Looks interesting. There's just a little contradictory in the website. In the header it says "[...] much simplier alternative to XSLT [...]". And in the footer "[...] not intended to be a replacement of XSL [...]"...
Actually, this isn't a bad idea but I'm not sure calling it "assembly" is the right idea - it's a simple non-XML language (unlike Xml Patch) for patching XML documents.
I maintain a list of technologies I intend to kill without mercy when I become an all-powerful IT superhero. The list includes WS-*, MIME encoding, FTP, POP, SMTP, UTF-16.
Oh, and rename the HTTP "Referer".
All kidding aside, XML is not bad per se. The stuff that all kinds of committees have surrounded it with is what's really bad.
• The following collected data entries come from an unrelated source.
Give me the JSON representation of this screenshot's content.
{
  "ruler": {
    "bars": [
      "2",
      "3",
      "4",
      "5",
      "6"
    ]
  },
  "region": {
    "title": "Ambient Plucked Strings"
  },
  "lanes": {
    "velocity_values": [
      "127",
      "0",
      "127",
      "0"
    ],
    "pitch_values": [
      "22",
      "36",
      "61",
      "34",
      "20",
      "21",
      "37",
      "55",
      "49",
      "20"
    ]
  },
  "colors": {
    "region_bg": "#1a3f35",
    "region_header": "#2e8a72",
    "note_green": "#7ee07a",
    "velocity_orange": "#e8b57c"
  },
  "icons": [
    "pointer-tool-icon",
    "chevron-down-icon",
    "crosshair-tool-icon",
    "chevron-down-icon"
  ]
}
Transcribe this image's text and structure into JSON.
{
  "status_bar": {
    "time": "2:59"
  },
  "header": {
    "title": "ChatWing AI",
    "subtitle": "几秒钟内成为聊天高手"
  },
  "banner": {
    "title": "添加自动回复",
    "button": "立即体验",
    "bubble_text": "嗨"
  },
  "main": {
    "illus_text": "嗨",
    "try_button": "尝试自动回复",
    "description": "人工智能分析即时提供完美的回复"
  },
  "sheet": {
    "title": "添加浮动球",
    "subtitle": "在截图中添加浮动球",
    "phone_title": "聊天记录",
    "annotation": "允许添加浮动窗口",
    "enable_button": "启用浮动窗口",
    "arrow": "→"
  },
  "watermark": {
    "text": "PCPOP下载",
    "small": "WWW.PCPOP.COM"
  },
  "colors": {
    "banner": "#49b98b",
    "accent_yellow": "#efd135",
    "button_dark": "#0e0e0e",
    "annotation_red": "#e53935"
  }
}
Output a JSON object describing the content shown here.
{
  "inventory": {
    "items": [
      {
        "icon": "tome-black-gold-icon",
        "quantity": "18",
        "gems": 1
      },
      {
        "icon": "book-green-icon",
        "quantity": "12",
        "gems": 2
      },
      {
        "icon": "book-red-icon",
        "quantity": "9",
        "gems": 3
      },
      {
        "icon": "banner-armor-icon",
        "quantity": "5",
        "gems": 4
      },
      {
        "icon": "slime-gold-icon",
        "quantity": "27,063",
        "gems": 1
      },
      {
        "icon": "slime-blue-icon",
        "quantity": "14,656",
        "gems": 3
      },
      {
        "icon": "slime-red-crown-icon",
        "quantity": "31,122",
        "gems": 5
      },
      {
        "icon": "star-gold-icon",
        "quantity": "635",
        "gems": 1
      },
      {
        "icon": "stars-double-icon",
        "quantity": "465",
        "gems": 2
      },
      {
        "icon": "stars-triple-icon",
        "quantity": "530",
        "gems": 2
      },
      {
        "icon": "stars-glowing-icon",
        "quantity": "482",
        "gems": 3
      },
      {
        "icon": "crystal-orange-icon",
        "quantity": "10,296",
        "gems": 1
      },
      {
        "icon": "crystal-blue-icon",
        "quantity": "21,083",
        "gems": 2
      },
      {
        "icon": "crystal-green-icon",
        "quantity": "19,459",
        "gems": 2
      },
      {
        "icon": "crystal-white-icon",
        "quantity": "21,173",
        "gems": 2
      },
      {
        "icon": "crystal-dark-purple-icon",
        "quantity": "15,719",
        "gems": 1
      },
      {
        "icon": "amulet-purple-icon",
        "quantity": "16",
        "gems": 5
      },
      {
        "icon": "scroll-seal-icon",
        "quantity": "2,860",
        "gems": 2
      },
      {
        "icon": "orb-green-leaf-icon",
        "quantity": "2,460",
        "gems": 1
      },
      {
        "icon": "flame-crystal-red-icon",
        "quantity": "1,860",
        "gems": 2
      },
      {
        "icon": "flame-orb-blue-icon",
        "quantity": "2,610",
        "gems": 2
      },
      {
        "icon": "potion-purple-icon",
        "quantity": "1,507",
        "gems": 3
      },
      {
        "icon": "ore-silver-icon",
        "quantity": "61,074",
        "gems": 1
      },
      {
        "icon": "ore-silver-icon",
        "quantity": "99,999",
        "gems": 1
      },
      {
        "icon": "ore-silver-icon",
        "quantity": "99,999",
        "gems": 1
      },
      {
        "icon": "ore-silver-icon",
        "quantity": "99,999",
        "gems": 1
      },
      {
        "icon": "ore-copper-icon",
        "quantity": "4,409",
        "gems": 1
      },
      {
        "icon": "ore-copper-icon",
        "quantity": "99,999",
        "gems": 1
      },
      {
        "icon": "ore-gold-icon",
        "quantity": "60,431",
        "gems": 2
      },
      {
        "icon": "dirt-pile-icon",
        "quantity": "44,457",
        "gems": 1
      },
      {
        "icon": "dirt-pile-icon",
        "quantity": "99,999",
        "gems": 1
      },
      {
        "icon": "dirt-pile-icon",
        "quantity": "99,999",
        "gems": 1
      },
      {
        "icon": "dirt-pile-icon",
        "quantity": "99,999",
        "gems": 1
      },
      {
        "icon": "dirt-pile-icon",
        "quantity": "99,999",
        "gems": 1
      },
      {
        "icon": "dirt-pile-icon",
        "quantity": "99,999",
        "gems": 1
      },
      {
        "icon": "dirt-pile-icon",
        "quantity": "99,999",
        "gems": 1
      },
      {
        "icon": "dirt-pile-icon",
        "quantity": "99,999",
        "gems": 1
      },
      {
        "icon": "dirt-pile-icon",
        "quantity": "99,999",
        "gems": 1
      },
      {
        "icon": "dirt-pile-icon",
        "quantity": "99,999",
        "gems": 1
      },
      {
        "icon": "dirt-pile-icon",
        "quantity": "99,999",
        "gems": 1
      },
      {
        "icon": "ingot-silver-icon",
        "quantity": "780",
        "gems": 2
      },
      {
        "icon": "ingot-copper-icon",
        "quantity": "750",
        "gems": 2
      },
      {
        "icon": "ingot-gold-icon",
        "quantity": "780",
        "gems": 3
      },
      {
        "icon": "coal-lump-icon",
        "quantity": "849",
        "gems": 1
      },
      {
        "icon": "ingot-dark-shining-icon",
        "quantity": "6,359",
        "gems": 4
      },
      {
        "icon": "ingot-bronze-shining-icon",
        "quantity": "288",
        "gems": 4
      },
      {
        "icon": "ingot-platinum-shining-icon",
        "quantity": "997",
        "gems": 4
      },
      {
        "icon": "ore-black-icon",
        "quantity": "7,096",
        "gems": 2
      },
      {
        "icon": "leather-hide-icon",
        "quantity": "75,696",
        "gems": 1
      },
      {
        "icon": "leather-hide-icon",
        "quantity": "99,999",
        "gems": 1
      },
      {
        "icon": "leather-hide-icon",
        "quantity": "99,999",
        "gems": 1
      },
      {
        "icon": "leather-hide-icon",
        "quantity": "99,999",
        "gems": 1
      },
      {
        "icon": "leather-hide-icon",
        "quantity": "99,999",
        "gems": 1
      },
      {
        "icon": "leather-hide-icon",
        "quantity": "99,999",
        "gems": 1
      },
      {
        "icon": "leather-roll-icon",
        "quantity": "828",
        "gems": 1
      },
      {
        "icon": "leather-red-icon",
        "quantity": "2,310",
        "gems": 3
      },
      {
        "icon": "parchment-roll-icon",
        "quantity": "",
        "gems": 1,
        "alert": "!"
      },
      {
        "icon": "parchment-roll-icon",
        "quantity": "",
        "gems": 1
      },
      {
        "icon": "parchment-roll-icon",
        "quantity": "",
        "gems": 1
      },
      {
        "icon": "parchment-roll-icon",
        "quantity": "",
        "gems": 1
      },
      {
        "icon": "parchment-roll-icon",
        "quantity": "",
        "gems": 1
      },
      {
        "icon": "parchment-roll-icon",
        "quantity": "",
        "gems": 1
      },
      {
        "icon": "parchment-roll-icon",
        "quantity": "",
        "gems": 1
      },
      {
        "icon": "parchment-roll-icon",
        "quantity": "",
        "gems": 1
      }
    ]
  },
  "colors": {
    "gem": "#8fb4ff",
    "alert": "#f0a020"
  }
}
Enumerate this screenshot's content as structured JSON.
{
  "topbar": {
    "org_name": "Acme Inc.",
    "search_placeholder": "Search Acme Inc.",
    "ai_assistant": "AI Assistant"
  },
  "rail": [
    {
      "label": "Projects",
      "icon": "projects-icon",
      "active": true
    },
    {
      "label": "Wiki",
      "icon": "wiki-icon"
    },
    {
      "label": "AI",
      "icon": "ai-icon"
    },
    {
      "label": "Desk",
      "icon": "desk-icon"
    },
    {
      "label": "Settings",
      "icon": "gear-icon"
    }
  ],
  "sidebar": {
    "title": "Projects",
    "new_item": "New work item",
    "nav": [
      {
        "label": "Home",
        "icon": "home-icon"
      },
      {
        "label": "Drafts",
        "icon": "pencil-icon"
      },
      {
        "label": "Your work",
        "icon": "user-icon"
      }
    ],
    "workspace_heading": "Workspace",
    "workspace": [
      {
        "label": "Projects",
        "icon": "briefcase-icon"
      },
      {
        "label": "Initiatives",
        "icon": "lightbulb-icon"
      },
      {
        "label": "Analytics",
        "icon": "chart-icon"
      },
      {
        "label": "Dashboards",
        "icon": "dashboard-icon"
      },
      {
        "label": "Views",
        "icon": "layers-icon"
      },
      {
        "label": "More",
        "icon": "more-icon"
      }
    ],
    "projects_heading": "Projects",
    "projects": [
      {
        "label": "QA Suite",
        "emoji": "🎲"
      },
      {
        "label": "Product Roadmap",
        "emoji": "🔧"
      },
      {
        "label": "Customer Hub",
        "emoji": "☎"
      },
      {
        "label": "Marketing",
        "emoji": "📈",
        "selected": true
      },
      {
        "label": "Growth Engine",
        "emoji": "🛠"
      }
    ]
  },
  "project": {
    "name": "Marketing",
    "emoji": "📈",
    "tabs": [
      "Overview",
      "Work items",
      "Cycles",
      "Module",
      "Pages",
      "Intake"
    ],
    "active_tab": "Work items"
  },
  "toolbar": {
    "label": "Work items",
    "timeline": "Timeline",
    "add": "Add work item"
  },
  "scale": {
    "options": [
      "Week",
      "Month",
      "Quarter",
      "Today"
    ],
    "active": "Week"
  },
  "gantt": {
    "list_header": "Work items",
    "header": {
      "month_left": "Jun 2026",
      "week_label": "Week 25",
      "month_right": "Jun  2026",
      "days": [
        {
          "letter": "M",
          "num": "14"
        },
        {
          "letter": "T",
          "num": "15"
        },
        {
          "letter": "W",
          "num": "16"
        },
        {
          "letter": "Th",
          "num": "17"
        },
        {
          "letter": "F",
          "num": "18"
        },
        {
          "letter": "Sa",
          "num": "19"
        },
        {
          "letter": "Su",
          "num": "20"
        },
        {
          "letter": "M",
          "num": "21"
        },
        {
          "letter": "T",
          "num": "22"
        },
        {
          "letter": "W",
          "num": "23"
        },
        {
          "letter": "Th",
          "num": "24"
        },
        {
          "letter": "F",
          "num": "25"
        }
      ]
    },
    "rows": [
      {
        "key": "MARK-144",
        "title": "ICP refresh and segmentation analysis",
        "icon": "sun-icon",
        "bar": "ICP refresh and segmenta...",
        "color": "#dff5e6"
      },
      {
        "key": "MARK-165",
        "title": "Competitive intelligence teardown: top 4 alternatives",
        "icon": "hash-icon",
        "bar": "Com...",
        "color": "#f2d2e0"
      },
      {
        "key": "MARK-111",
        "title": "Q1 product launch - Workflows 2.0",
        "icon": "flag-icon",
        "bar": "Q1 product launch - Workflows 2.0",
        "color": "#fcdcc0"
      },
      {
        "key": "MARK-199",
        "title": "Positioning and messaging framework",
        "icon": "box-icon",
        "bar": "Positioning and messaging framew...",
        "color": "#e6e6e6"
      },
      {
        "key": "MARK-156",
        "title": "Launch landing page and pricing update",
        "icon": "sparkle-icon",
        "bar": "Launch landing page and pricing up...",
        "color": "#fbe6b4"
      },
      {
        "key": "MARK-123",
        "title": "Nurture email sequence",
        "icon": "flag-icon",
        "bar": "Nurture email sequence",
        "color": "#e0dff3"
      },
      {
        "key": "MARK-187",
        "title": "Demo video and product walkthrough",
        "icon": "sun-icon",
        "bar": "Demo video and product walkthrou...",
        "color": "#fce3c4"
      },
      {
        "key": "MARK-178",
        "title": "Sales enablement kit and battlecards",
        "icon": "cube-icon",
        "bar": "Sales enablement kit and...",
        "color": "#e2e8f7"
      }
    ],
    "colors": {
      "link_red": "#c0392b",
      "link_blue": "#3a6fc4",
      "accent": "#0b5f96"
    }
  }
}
Oh I like this game! Using HTTP as a transport for IPC and APIs that don't need to be consumed by a browser. Implementing what is really RPC and trying to shoehorn it into REST when RPC is the right choice for the design. Javascript and the reinvention and rediscovery of old ideas in javascript. Any interpreter that could be replaced with LLVM backed JIT. Automake. Java. XML. JSON that's intended to be written by humans (love JSON for human readable structured data but for configuration files, let's stick to Unix/INI/TOML). Go's import system. "Vendoring". The lack of a standardized and properly compatible C++ ABI (what if we just went back to cross compiling to C CFRONT style?). DSLs. The habit of removing constraints from a problem and then compairing your solution to the previous solutions that solve with the original constraints to show how simple, performant and totally revolutionary your new idea is (looking at you eventual consistency key value stores). And this list goes on for a while because I'm apparently a cantankerous old man...
They're not simple and they work only because we've collectively spent thousands of man-hours making them work.
_Anything_ with in-band metadata is disgusting. This includes crap like "Subject: =?iso-8859-1?Q?...?=", multipart messages with in-band boundaries, having to do dot-stuffing in SMTP conversations, etc.
Character set encoding for mail headers is unnecessary complicated, but it's a good feature that the MIME type is in-band with the SMTP message. (What is out-of-band and not is a bit ill defined, since there are message headers and SMTP headers. The MIME content type is in the message headers.)
Since mail is a store-and-forward protocol, this guarantees that the content type is stored with the message. Compare it with the web where it makes more sense to keep in the protocol headers, and despite it not being store-and-forward character sets still causes issues with both proxies and page inclusions to this very day.